Eight US citizens, including kids, gunned down by drug cartel in Mexico
The nine women and children slaughtered in Mexico on Monday were part of a Mormon community with ties to the alleged sex-cult Nxivm.
The outpost Mormon community in Mexico is where underlings of Nxivm leader Keith Raniere recruited young women to work as nannies in an upstate New York compound run by the accused cult — suggesting at least in part that the jobs would get the girls away from their home region’s drug violence, according a man hired by Raniere to produce a documentary about the group.

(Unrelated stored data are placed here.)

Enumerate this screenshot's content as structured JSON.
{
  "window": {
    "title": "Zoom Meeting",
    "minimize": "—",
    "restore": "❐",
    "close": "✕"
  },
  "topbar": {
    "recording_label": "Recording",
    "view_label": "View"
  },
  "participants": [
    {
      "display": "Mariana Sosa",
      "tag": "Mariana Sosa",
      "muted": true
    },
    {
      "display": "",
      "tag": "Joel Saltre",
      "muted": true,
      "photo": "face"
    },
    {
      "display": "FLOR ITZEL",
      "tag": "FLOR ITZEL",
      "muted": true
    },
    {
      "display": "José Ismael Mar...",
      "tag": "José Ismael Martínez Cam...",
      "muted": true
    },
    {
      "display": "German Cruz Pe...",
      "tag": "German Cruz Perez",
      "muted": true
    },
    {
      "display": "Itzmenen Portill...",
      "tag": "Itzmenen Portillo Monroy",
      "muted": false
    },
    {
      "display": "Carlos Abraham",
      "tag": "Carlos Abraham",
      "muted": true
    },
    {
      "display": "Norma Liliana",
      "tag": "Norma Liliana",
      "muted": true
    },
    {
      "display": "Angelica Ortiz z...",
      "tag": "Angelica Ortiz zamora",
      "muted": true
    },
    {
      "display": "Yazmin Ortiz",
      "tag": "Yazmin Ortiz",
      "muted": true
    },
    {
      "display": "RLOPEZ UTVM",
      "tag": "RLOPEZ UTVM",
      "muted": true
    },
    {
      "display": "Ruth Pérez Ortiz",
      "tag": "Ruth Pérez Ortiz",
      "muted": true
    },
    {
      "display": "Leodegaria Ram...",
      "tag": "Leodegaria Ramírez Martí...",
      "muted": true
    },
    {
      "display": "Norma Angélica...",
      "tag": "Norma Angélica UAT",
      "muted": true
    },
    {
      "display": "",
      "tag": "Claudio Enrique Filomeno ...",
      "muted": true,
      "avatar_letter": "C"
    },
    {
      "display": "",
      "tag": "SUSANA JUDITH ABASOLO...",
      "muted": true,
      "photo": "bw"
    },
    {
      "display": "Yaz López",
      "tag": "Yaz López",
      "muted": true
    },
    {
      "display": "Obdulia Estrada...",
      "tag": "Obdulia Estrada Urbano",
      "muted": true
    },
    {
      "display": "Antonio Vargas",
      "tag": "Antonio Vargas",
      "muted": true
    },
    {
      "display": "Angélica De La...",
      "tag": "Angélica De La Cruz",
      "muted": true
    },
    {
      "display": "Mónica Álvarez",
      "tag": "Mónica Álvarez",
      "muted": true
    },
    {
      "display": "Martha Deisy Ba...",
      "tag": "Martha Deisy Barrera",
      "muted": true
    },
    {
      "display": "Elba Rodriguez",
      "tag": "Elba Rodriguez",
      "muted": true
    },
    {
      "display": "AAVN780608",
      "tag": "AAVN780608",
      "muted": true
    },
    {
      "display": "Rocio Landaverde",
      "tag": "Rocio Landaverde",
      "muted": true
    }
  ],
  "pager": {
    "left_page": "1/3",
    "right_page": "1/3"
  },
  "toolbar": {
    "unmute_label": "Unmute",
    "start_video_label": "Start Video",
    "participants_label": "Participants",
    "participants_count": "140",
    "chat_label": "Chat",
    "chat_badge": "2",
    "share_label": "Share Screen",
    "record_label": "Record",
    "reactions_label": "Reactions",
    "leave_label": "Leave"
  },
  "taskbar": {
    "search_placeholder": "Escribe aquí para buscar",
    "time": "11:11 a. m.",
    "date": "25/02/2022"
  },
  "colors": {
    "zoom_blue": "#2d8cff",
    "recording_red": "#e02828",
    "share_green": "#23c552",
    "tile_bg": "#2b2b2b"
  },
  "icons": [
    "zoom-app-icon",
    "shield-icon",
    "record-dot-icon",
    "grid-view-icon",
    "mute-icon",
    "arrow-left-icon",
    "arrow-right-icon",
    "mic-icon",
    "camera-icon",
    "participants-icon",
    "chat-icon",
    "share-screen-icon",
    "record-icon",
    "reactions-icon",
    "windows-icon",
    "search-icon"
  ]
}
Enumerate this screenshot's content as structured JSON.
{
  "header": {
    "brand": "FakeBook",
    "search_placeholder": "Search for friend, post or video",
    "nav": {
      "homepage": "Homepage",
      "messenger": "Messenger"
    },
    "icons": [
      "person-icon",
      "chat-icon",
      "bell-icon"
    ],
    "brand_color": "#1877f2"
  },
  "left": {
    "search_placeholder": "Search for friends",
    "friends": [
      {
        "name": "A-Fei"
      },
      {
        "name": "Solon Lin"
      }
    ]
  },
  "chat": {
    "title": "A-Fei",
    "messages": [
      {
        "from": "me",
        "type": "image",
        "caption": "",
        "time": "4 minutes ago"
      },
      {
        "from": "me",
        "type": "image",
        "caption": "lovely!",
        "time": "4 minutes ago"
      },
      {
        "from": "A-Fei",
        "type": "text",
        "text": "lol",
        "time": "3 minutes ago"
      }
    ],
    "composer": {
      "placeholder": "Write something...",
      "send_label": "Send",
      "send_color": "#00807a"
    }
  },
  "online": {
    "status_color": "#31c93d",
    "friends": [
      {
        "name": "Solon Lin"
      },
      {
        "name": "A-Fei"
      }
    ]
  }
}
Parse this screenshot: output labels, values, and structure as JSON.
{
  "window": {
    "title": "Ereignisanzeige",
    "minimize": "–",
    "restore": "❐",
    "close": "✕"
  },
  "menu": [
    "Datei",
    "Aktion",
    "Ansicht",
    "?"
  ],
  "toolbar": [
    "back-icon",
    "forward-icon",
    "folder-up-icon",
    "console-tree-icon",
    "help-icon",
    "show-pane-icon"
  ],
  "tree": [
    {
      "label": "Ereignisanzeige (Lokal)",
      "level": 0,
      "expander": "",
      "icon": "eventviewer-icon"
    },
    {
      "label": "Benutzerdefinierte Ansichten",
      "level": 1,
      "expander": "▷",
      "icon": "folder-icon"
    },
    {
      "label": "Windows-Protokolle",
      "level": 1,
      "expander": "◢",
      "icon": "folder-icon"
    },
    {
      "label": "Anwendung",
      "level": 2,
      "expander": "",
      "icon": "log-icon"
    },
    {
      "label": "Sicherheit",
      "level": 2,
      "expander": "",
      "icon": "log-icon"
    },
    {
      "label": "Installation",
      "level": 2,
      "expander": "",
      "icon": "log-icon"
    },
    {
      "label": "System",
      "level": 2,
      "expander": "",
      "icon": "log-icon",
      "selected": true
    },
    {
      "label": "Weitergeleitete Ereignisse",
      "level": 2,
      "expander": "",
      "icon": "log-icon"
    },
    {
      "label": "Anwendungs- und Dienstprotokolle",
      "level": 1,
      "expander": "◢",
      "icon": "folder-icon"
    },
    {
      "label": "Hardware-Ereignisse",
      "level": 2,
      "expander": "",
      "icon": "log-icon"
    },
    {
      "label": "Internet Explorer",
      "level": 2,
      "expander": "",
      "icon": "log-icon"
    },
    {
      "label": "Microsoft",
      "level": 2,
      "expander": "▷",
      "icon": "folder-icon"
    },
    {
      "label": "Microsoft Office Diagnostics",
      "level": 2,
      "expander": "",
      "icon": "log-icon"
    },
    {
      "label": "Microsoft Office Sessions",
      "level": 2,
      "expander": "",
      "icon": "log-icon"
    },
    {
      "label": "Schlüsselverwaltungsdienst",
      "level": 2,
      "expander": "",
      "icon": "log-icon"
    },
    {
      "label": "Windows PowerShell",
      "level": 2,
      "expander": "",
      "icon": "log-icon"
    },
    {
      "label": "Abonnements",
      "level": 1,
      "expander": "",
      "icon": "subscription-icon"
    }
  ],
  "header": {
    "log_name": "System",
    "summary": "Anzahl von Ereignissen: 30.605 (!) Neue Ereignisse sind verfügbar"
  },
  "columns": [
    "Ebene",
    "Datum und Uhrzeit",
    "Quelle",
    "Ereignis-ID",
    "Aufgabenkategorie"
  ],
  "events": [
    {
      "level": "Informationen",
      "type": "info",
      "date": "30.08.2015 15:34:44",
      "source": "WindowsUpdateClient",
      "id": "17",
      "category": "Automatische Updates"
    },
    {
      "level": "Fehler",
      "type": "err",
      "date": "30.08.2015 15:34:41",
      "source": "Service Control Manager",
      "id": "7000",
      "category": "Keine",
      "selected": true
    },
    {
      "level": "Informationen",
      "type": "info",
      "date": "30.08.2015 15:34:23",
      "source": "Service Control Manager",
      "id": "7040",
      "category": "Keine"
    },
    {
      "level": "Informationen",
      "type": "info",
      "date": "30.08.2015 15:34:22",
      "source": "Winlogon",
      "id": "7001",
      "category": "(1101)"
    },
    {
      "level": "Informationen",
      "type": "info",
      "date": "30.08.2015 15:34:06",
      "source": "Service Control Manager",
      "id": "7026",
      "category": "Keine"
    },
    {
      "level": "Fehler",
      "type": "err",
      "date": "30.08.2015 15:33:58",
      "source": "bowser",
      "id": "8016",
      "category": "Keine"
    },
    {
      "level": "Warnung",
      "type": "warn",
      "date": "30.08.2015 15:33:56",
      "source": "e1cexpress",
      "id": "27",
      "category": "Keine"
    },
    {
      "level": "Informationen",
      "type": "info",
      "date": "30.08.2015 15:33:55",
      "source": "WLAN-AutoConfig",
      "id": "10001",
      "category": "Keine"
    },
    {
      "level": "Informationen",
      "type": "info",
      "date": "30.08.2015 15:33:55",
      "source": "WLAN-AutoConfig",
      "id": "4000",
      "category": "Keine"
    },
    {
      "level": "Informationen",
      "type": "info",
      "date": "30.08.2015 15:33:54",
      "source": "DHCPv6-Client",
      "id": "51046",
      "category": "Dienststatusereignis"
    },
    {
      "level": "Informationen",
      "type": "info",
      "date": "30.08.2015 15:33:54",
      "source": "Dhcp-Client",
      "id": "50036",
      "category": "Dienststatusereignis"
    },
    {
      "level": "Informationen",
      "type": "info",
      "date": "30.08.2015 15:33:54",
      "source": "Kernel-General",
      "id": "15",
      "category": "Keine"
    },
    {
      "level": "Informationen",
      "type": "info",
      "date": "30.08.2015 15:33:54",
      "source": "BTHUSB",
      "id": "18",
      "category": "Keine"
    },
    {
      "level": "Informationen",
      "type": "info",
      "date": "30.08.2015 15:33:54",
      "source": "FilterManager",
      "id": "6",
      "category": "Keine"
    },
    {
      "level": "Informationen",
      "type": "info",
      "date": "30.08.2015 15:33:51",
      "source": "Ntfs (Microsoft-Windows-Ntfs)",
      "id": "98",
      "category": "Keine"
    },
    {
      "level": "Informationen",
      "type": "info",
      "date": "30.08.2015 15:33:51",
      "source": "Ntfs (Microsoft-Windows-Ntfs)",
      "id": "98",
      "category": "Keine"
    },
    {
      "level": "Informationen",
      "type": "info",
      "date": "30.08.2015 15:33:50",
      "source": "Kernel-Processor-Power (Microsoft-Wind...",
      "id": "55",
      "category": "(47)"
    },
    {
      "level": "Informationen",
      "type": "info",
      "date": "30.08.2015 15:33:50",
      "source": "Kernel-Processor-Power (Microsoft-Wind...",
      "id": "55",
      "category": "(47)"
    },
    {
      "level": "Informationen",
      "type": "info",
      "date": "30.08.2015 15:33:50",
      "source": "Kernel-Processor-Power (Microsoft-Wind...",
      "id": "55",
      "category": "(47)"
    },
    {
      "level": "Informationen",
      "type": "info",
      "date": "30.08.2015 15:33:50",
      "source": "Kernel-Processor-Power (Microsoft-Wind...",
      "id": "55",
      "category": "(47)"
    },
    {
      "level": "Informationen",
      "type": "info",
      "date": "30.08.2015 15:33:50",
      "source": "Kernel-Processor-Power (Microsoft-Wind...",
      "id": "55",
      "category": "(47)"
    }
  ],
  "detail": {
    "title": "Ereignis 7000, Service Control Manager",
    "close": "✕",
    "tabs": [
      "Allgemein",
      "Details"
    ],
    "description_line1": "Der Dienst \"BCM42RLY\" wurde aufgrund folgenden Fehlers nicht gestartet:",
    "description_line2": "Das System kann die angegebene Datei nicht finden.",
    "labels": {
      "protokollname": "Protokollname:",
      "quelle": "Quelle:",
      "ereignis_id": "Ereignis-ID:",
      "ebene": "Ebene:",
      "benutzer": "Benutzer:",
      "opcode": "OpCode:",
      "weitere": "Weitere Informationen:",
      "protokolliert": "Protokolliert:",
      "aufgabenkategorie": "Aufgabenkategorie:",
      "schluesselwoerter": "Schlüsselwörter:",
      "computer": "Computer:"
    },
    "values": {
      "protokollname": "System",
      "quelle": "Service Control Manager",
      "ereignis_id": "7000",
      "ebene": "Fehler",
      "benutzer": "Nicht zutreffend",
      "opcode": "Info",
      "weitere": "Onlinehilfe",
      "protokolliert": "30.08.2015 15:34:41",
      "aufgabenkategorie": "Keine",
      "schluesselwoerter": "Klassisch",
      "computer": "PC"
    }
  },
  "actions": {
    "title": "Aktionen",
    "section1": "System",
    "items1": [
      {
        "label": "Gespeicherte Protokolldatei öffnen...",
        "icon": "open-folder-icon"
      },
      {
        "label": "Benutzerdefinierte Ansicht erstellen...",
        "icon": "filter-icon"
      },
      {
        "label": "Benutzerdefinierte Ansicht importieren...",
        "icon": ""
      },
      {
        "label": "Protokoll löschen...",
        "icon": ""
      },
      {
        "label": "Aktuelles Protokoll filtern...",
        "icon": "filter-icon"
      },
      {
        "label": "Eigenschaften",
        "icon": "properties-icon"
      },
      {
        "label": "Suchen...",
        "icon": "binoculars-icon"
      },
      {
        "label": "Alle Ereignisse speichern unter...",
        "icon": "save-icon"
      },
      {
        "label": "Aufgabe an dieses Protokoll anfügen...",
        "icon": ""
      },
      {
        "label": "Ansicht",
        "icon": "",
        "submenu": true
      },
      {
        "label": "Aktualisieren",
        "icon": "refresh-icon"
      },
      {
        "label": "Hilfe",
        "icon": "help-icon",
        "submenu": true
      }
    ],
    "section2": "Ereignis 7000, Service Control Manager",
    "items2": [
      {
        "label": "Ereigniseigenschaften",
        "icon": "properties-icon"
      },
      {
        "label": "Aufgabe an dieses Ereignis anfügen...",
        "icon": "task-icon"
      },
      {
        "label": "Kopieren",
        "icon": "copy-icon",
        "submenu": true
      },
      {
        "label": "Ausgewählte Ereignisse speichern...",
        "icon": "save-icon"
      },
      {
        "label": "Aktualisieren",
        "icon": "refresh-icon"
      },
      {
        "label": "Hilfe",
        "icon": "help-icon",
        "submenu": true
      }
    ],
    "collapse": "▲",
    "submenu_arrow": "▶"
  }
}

The three moms and six kids killed in Monday’s violence in the northern town of Sonora are believed to have been the victims of a drug cartel, which may have mistaken the group’s caravan of three SUVs for rivals, Mexican authorities said Tuesday.
The filmmaker working with Raniere at the time, Mark Vicente, told the online magazine Slate that the documentary ultimately became a recruiting video for Nxivm, which purported to be a self-help group but morphed into what the feds called a cult that sexually, physically and emotionally abused its mainly female followers.
The film included an interview with Julian LeBaron, who identified himself as the cousin of one of the moms killed Monday and who is a leader of the Mexico Mormon community. LeBaron’s brother was kidnapped by a local drug cartel in 2009, and the family defiantly refused to pay a ransom. The cartel eventually released the abducted man.